Although net sales increased marginally, volumes for the quarter were slightly down, and profit was also impacted by an increase in the cost of goods sold.
"Conditions in the first half of 2006 proved more challenging than expected," said Bunge chairman and chief executive officer Alberto Weisser.
"Additional losses in freight, farmer protests in Brazil, excess capacity in Argentina and lower volumes and margins in international marketing all contributed to a weak first half," he said.
Net sales for the period reached $5,980m, compared to $5,872m last year. But the challenges faced by the company over the past year resulted in total segment operating profit plunging 90 percent to $18m, compared to $177m in the year-earlier period.
Shares were also down 73 percent from last year.
Earlier this year Bunge had announced that around a quarter of its soybean processing plants in Brazil had been affected by farmers' protests. Squeezed by rising production costs and a strong Brazilian real, Brazilian farmers reacted by blocking key roads and railway routes along which grains were shipped to port. This resulted in Bunge being unable to transport its soybean products for export.
But a more stable real and government aid for farmers has prompted the company to be more optimistic about its performance in the second half, which it expects will be "much better".
"Losses from previously contracted freight are almost entirely behind us, and we should see improvements from international marketing," said Weiser.
The company expects its second half to be positively impacted by its North American operations, which produce the majority of their results in the latter part of the year. It expects South America to "remain challenging" , but is hopes that efforts earlier this year to lower costs, reduce fertilizer inventory and enhance foreign currency risk management will benefit results.

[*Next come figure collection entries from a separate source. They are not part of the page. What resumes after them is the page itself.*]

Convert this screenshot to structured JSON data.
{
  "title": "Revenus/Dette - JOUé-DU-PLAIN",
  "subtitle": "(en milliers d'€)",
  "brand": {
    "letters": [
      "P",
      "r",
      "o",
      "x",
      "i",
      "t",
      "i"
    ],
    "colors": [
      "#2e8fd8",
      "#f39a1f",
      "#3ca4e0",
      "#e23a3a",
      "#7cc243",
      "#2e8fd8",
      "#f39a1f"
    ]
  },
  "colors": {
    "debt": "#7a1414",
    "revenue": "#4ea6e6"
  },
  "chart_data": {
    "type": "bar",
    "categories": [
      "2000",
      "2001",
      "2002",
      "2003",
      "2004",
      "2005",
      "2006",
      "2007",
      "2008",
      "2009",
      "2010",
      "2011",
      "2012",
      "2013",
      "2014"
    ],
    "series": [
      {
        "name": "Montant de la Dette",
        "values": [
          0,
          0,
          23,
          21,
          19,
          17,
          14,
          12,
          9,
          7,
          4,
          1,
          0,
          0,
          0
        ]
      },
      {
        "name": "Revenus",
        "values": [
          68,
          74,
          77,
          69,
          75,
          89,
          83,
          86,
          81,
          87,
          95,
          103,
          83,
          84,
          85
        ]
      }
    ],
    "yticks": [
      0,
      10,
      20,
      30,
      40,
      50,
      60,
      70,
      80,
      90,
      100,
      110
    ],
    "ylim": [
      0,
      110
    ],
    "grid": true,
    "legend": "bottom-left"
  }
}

Longer-term, the company expects that as the steady demand for meal and oil and increasing demand for biofuels draw down global stocks of soybeans, the market will price crops at levels that improve profitability for Brazilian farmers and encourage additional production and input purchases.
And according to US Department of Agriculture forecasts, substantially all of the medium- to long-term growth in global soybean production will occur in South America, especially Brazil.

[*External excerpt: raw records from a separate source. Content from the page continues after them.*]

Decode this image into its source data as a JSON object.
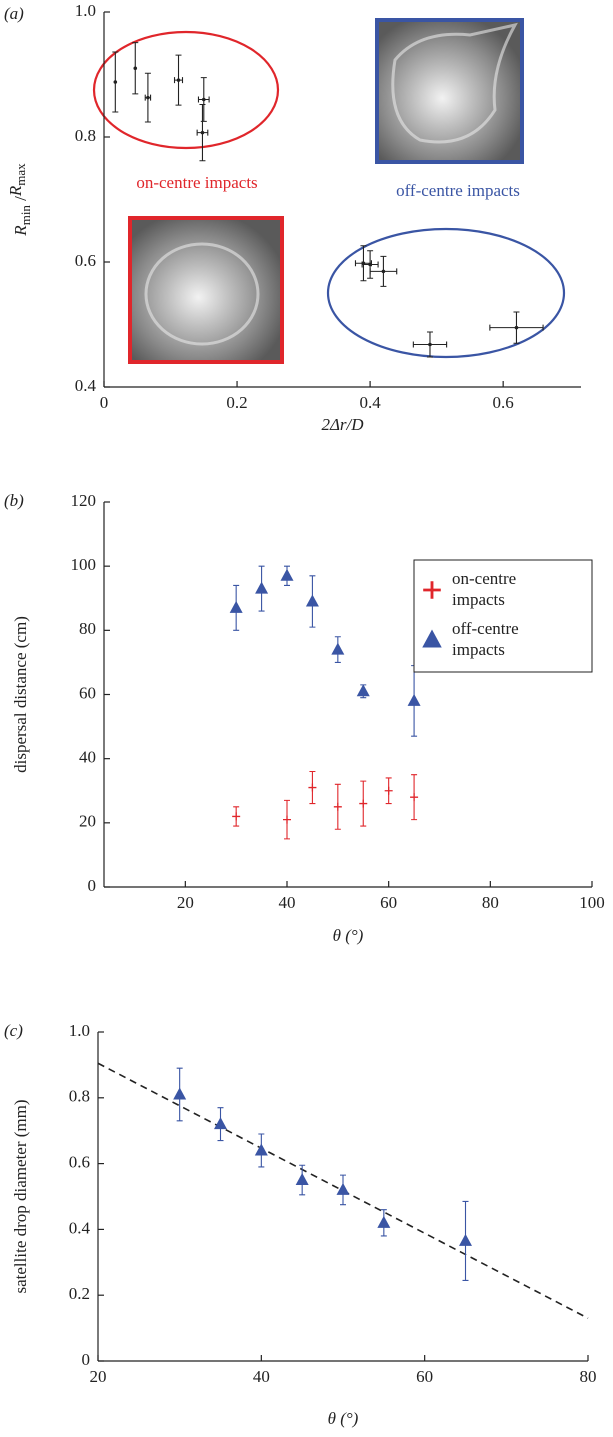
{
  "chart_data": [
    {
      "type": "scatter",
      "panel_label": "(a)",
      "xlabel": "2Δr/D",
      "ylabel_parts": [
        "R",
        "min",
        " /",
        "R",
        "max"
      ],
      "xlim": [
        0,
        0.717
      ],
      "ylim": [
        0.4,
        1.0
      ],
      "xticks": [
        0,
        0.2,
        0.4,
        0.6
      ],
      "yticks": [
        0.4,
        0.6,
        0.8,
        {
          "value": 1,
          "label": "1.0"
        }
      ],
      "annotations": [
        {
          "text": "on-centre impacts",
          "color": "#e0262b"
        },
        {
          "text": "off-centre impacts",
          "color": "#3a55a4"
        }
      ],
      "series": [
        {
          "color": "#222222",
          "marker": "dot",
          "x": [
            0.017,
            0.047,
            0.066,
            0.112,
            0.15,
            0.148,
            0.39,
            0.4,
            0.42,
            0.49,
            0.62
          ],
          "values": [
            0.888,
            0.91,
            0.863,
            0.891,
            0.86,
            0.807,
            0.598,
            0.596,
            0.585,
            0.468,
            0.495
          ],
          "errors": [
            0.048,
            0.041,
            0.039,
            0.04,
            0.035,
            0.045,
            0.028,
            0.022,
            0.024,
            0.02,
            0.025
          ],
          "xerrors": [
            0,
            0,
            0.004,
            0.006,
            0.008,
            0.008,
            0.012,
            0.012,
            0.02,
            0.025,
            0.04
          ]
        }
      ]
    },
    {
      "type": "scatter",
      "panel_label": "(b)",
      "xlabel": "θ (°)",
      "ylabel": "dispersal distance (cm)",
      "xlim": [
        4,
        100
      ],
      "ylim": [
        0,
        120
      ],
      "xticks": [
        20,
        40,
        60,
        80,
        100
      ],
      "yticks": [
        0,
        20,
        40,
        60,
        80,
        100,
        120
      ],
      "series": [
        {
          "name": "on-centre impacts",
          "color": "#e0262b",
          "marker": "plus",
          "x": [
            30,
            40,
            45,
            50,
            55,
            60,
            65
          ],
          "values": [
            22,
            21,
            31,
            25,
            26,
            30,
            28
          ],
          "errors": [
            3,
            6,
            5,
            7,
            7,
            4,
            7
          ]
        },
        {
          "name": "off-centre impacts",
          "color": "#3a55a4",
          "marker": "triangle",
          "x": [
            30,
            35,
            40,
            45,
            50,
            55,
            65
          ],
          "values": [
            87,
            93,
            97,
            89,
            74,
            61,
            58
          ],
          "errors": [
            7,
            7,
            3,
            8,
            4,
            2,
            11
          ]
        }
      ]
    },
    {
      "type": "scatter",
      "panel_label": "(c)",
      "xlabel": "θ (°)",
      "ylabel": "satellite drop diameter (mm)",
      "xlim": [
        20,
        80
      ],
      "ylim": [
        0,
        1.0
      ],
      "xticks": [
        20,
        40,
        60,
        80
      ],
      "yticks": [
        0,
        0.2,
        0.4,
        0.6,
        0.8,
        {
          "value": 1,
          "label": "1.0"
        }
      ],
      "series": [
        {
          "color": "#3a55a4",
          "marker": "triangle",
          "x": [
            30,
            35,
            40,
            45,
            50,
            55,
            65
          ],
          "values": [
            0.81,
            0.72,
            0.64,
            0.55,
            0.52,
            0.42,
            0.365
          ],
          "errors": [
            0.08,
            0.05,
            0.05,
            0.045,
            0.045,
            0.04,
            0.12
          ]
        }
      ],
      "fit": {
        "color": "#222222",
        "x": [
          20,
          80
        ],
        "values": [
          0.905,
          0.13
        ]
      }
    }
  ]
}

Volumes in the company's agribusiness, its largest segment, fell 4 percent in the quarter to 26.6m metric tons, compared to $27,664m last year. This brought sales for the segment up 1 percent to $4,498m, but gross profits fell 42 percent to $133m.
The company said volumes were largely down due to lower oilseed processing activity in Brazil and weak demand in Southern Europe.

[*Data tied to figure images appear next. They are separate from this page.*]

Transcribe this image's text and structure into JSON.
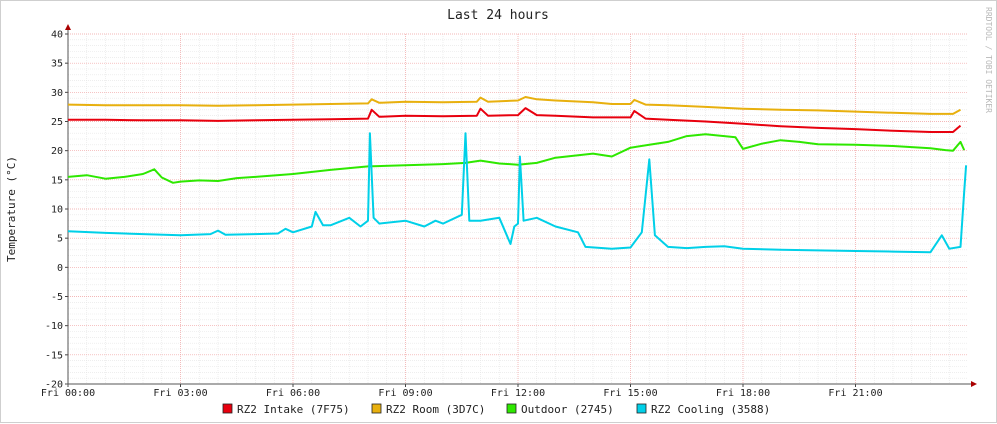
{
  "chart_data": {
    "type": "line",
    "title": "Last 24 hours",
    "ylabel": "Temperature (°C)",
    "watermark": "RRDTOOL / TOBI OETIKER",
    "ylim": [
      -20,
      40
    ],
    "yticks": [
      40,
      35,
      30,
      25,
      20,
      15,
      10,
      5,
      0,
      -5,
      -10,
      -15,
      -20
    ],
    "xlim": [
      0,
      24
    ],
    "xticks": [
      {
        "hour": 0,
        "label": "Fri 00:00"
      },
      {
        "hour": 3,
        "label": "Fri 03:00"
      },
      {
        "hour": 6,
        "label": "Fri 06:00"
      },
      {
        "hour": 9,
        "label": "Fri 09:00"
      },
      {
        "hour": 12,
        "label": "Fri 12:00"
      },
      {
        "hour": 15,
        "label": "Fri 15:00"
      },
      {
        "hour": 18,
        "label": "Fri 18:00"
      },
      {
        "hour": 21,
        "label": "Fri 21:00"
      }
    ],
    "grid": true,
    "legend_position": "bottom",
    "series": [
      {
        "name": "RZ2 Intake (7F75)",
        "color": "#e8000e",
        "points": [
          [
            0,
            25.3
          ],
          [
            1,
            25.3
          ],
          [
            2,
            25.2
          ],
          [
            3,
            25.2
          ],
          [
            4,
            25.1
          ],
          [
            5,
            25.2
          ],
          [
            6,
            25.3
          ],
          [
            7,
            25.4
          ],
          [
            8,
            25.5
          ],
          [
            8.1,
            27.0
          ],
          [
            8.3,
            25.8
          ],
          [
            9,
            26.0
          ],
          [
            10,
            25.9
          ],
          [
            10.9,
            26.0
          ],
          [
            11.0,
            27.2
          ],
          [
            11.2,
            26.0
          ],
          [
            12,
            26.1
          ],
          [
            12.2,
            27.3
          ],
          [
            12.5,
            26.1
          ],
          [
            13,
            26.0
          ],
          [
            14,
            25.7
          ],
          [
            15,
            25.7
          ],
          [
            15.1,
            26.8
          ],
          [
            15.4,
            25.5
          ],
          [
            16,
            25.3
          ],
          [
            17,
            25.0
          ],
          [
            18,
            24.6
          ],
          [
            19,
            24.2
          ],
          [
            20,
            23.9
          ],
          [
            21,
            23.7
          ],
          [
            22,
            23.4
          ],
          [
            23,
            23.2
          ],
          [
            23.6,
            23.2
          ],
          [
            23.8,
            24.3
          ]
        ]
      },
      {
        "name": "RZ2 Room (3D7C)",
        "color": "#e8b00e",
        "points": [
          [
            0,
            27.9
          ],
          [
            1,
            27.8
          ],
          [
            2,
            27.8
          ],
          [
            3,
            27.8
          ],
          [
            4,
            27.7
          ],
          [
            5,
            27.8
          ],
          [
            6,
            27.9
          ],
          [
            7,
            28.0
          ],
          [
            8,
            28.1
          ],
          [
            8.1,
            28.8
          ],
          [
            8.3,
            28.2
          ],
          [
            9,
            28.4
          ],
          [
            10,
            28.3
          ],
          [
            10.9,
            28.4
          ],
          [
            11.0,
            29.1
          ],
          [
            11.2,
            28.4
          ],
          [
            12,
            28.6
          ],
          [
            12.2,
            29.2
          ],
          [
            12.5,
            28.8
          ],
          [
            13,
            28.6
          ],
          [
            14,
            28.3
          ],
          [
            14.5,
            28.0
          ],
          [
            15,
            28.0
          ],
          [
            15.1,
            28.7
          ],
          [
            15.4,
            27.9
          ],
          [
            16,
            27.8
          ],
          [
            17,
            27.5
          ],
          [
            18,
            27.2
          ],
          [
            19,
            27.0
          ],
          [
            20,
            26.9
          ],
          [
            21,
            26.7
          ],
          [
            22,
            26.5
          ],
          [
            23,
            26.3
          ],
          [
            23.6,
            26.3
          ],
          [
            23.8,
            27.0
          ]
        ]
      },
      {
        "name": "Outdoor (2745)",
        "color": "#2ee800",
        "points": [
          [
            0,
            15.5
          ],
          [
            0.5,
            15.8
          ],
          [
            1,
            15.2
          ],
          [
            1.5,
            15.5
          ],
          [
            2,
            16.0
          ],
          [
            2.3,
            16.8
          ],
          [
            2.5,
            15.4
          ],
          [
            2.8,
            14.5
          ],
          [
            3,
            14.7
          ],
          [
            3.5,
            14.9
          ],
          [
            4,
            14.8
          ],
          [
            4.5,
            15.3
          ],
          [
            5,
            15.5
          ],
          [
            6,
            16.0
          ],
          [
            7,
            16.7
          ],
          [
            8,
            17.3
          ],
          [
            9,
            17.5
          ],
          [
            10,
            17.7
          ],
          [
            10.6,
            17.9
          ],
          [
            11,
            18.3
          ],
          [
            11.5,
            17.8
          ],
          [
            12,
            17.6
          ],
          [
            12.5,
            17.9
          ],
          [
            13,
            18.8
          ],
          [
            14,
            19.5
          ],
          [
            14.5,
            19.0
          ],
          [
            15,
            20.5
          ],
          [
            15.5,
            21.0
          ],
          [
            16,
            21.5
          ],
          [
            16.5,
            22.5
          ],
          [
            17,
            22.8
          ],
          [
            17.5,
            22.5
          ],
          [
            17.8,
            22.3
          ],
          [
            18,
            20.3
          ],
          [
            18.5,
            21.2
          ],
          [
            19,
            21.8
          ],
          [
            19.5,
            21.5
          ],
          [
            20,
            21.1
          ],
          [
            21,
            21.0
          ],
          [
            22,
            20.8
          ],
          [
            23,
            20.4
          ],
          [
            23.4,
            20.1
          ],
          [
            23.6,
            20.0
          ],
          [
            23.8,
            21.5
          ],
          [
            23.9,
            20.1
          ]
        ]
      },
      {
        "name": "RZ2 Cooling (3588)",
        "color": "#00d0e8",
        "points": [
          [
            0,
            6.2
          ],
          [
            1,
            5.9
          ],
          [
            2,
            5.7
          ],
          [
            3,
            5.5
          ],
          [
            3.8,
            5.7
          ],
          [
            4,
            6.3
          ],
          [
            4.2,
            5.6
          ],
          [
            5,
            5.7
          ],
          [
            5.6,
            5.8
          ],
          [
            5.8,
            6.6
          ],
          [
            6,
            6.0
          ],
          [
            6.5,
            7.0
          ],
          [
            6.6,
            9.5
          ],
          [
            6.8,
            7.2
          ],
          [
            7,
            7.2
          ],
          [
            7.5,
            8.5
          ],
          [
            7.8,
            7.0
          ],
          [
            8,
            8.0
          ],
          [
            8.05,
            23.0
          ],
          [
            8.15,
            8.5
          ],
          [
            8.3,
            7.5
          ],
          [
            9,
            8.0
          ],
          [
            9.5,
            7.0
          ],
          [
            9.8,
            8.0
          ],
          [
            10,
            7.5
          ],
          [
            10.5,
            9.0
          ],
          [
            10.6,
            23.0
          ],
          [
            10.7,
            8.0
          ],
          [
            11,
            8.0
          ],
          [
            11.5,
            8.5
          ],
          [
            11.7,
            5.5
          ],
          [
            11.8,
            4.0
          ],
          [
            11.9,
            7.0
          ],
          [
            12,
            7.5
          ],
          [
            12.05,
            19.0
          ],
          [
            12.15,
            8.0
          ],
          [
            12.5,
            8.5
          ],
          [
            13,
            7.0
          ],
          [
            13.6,
            6.0
          ],
          [
            13.8,
            3.5
          ],
          [
            14.5,
            3.2
          ],
          [
            15,
            3.4
          ],
          [
            15.3,
            6.0
          ],
          [
            15.5,
            18.5
          ],
          [
            15.65,
            5.5
          ],
          [
            16,
            3.5
          ],
          [
            16.5,
            3.3
          ],
          [
            17,
            3.5
          ],
          [
            17.5,
            3.6
          ],
          [
            18,
            3.2
          ],
          [
            19,
            3.0
          ],
          [
            20,
            2.9
          ],
          [
            21,
            2.8
          ],
          [
            22,
            2.7
          ],
          [
            23,
            2.6
          ],
          [
            23.3,
            5.5
          ],
          [
            23.5,
            3.2
          ],
          [
            23.8,
            3.5
          ],
          [
            23.9,
            13.0
          ],
          [
            23.95,
            17.5
          ]
        ]
      }
    ]
  }
}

Edible oil products fared slightly better, with volumes increasing 4 percent to 1.1m metric tons, net sales increasing 13 percent to $862m and gross profit 31 percent to $84m. According to Bunge, results were stronger due to higher volumes and improved margins in Europe, with European results more than offsetting weaker results in the Americas.
Based on its assumptions for 2006 performance, the company issued a net income guidance for the year of $425m to $445m.
Bunge also said it plans to continue improving its competitive position, and is close to finalizing the purchase of a second soy crushing plant in China.
Over the past year, it has also developed a solid position originating and marketing sugar from Brazil. The company said it intends to become an integrated producer of sugar and sugar-based ethanol, and is "considering several interesting opportunities, principally in Brazil."